Does Music Have a Place in Yoga Class?
There appears to be an unspoken debate about using music in yoga class. Sometimes classes are accompanied by soothing melodies, devotional chanting, or even all out of rock. Other classes lean towards no music at all. It's gotten me to wondering -- is there a version that's best? Or, like most things in yoga, does it simply come down to what feels right for you?
In my own teaching I have covered all sides of the spectrum. When I started teaching, music always accompanied my words. I found that music helped to calm my new-to-teaching-nerves. It created an anchor that I could draw inspiration from to structure a class and inspire my students. Plus, some of my favorite teachers use music woven masterfully into their classes so I thought it seemed like a great idea to follow suit.
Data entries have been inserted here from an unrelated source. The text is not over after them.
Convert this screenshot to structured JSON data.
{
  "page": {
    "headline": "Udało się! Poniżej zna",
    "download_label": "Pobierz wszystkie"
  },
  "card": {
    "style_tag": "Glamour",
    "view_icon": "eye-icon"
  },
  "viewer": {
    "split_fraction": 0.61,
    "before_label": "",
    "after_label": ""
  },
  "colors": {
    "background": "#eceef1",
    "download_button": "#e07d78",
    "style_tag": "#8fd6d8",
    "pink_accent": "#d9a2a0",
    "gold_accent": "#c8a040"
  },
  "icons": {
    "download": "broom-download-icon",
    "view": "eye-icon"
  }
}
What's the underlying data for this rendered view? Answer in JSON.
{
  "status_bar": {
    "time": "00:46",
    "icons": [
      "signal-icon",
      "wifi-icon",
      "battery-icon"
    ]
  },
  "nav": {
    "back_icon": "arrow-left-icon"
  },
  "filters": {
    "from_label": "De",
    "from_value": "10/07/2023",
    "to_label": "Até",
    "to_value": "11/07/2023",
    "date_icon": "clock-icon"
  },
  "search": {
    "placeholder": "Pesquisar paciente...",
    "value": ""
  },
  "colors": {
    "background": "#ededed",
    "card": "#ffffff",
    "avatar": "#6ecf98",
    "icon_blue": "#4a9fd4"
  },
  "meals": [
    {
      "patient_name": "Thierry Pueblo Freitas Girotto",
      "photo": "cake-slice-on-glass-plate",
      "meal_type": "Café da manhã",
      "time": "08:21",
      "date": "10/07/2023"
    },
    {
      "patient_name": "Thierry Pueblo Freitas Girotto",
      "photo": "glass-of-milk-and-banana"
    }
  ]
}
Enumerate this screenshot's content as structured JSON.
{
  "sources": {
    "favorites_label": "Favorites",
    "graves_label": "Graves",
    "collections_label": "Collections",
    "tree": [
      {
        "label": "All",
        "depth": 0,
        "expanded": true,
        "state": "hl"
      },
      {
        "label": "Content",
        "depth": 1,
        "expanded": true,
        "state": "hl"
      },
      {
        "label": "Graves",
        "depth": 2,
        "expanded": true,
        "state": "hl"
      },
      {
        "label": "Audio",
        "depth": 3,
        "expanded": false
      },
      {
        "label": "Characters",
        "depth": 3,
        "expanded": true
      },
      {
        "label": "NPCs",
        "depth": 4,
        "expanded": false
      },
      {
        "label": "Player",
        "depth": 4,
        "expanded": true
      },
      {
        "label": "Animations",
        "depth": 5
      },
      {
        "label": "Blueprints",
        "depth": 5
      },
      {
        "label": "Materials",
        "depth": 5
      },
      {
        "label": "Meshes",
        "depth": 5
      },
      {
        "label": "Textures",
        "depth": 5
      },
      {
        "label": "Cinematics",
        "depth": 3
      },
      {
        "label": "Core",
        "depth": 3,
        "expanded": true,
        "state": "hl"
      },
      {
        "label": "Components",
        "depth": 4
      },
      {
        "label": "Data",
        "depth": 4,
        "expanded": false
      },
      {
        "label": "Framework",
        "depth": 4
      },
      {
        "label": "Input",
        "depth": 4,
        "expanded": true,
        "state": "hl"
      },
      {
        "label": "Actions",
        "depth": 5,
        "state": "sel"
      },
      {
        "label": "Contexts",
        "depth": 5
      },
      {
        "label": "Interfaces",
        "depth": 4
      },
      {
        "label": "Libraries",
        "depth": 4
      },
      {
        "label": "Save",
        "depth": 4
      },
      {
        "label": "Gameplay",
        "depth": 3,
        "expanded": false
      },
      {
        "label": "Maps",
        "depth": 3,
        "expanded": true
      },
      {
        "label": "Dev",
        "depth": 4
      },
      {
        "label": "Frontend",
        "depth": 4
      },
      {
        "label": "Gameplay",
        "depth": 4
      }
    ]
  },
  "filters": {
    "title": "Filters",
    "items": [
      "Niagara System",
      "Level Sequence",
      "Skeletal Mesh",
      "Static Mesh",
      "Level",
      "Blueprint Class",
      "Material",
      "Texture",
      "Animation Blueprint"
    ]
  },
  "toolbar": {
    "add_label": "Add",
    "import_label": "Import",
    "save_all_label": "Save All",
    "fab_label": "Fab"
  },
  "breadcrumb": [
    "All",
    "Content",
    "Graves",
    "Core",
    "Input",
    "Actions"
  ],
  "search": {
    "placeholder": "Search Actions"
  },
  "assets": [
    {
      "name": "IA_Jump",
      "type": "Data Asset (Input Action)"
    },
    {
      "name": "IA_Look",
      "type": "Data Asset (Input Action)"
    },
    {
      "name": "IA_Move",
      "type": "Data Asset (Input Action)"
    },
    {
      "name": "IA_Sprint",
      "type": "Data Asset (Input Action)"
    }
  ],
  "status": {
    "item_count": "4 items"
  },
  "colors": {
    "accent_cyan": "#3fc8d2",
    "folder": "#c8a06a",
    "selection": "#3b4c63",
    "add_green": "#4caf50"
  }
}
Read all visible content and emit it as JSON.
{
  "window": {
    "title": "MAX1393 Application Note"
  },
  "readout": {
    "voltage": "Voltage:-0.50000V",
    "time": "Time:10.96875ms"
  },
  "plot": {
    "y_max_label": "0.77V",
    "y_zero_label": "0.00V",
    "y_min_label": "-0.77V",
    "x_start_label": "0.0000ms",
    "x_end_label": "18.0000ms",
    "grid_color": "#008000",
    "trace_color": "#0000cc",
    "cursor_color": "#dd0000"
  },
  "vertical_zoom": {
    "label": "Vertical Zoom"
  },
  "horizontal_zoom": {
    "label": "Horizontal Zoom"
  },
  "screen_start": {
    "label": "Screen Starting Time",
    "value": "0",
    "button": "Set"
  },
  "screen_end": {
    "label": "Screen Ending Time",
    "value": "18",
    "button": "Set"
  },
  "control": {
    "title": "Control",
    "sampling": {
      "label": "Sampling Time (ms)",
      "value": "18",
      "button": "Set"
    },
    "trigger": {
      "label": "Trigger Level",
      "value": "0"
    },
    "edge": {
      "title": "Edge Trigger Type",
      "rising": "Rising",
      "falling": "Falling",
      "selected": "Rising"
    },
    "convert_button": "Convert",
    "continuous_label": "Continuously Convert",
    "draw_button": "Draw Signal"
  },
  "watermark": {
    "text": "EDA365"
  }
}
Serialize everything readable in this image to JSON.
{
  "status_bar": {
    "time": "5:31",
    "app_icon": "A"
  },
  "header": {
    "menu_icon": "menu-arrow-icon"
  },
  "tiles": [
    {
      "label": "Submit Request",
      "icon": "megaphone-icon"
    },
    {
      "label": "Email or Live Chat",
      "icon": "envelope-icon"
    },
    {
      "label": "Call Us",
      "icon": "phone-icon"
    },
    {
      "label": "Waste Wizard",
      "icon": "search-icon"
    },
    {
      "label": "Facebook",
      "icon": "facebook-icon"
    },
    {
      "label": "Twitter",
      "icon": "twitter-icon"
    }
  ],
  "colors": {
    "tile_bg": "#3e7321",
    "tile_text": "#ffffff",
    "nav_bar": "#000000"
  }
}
And yet, after a few years of teaching and, frankly, listening to my small selection of mixes over and over and over, I decided I needed a bit of a musical break. I'd like to say I was inspired by the desire to move towards stillness but, really, I was just tired of all my songs. I'm not a DJ and I didn't want to be one. So I turned the iPod off and just taught.
And then an interesting thing happened.
I found that, for me, turning off the music helped me to focus on the energy of the room and the rhythm of my students' breath. It allowed me to feel more in sync with my students and it felt like they were able to reach a depth of stillness that I hadn't seen before. And so it stuck.
Has this experience caused me to swear off all music in yoga? Definitely not. Sometimes it feels like the room (or maybe me) could use a bit of a musical lift and so I pull my iPod out. I also love live chanting so I weave that into the beginning and end of class as often as I can. I love going to yoga classes with music and without. So I guess I would say I am firmly planted somewhere... in the middle.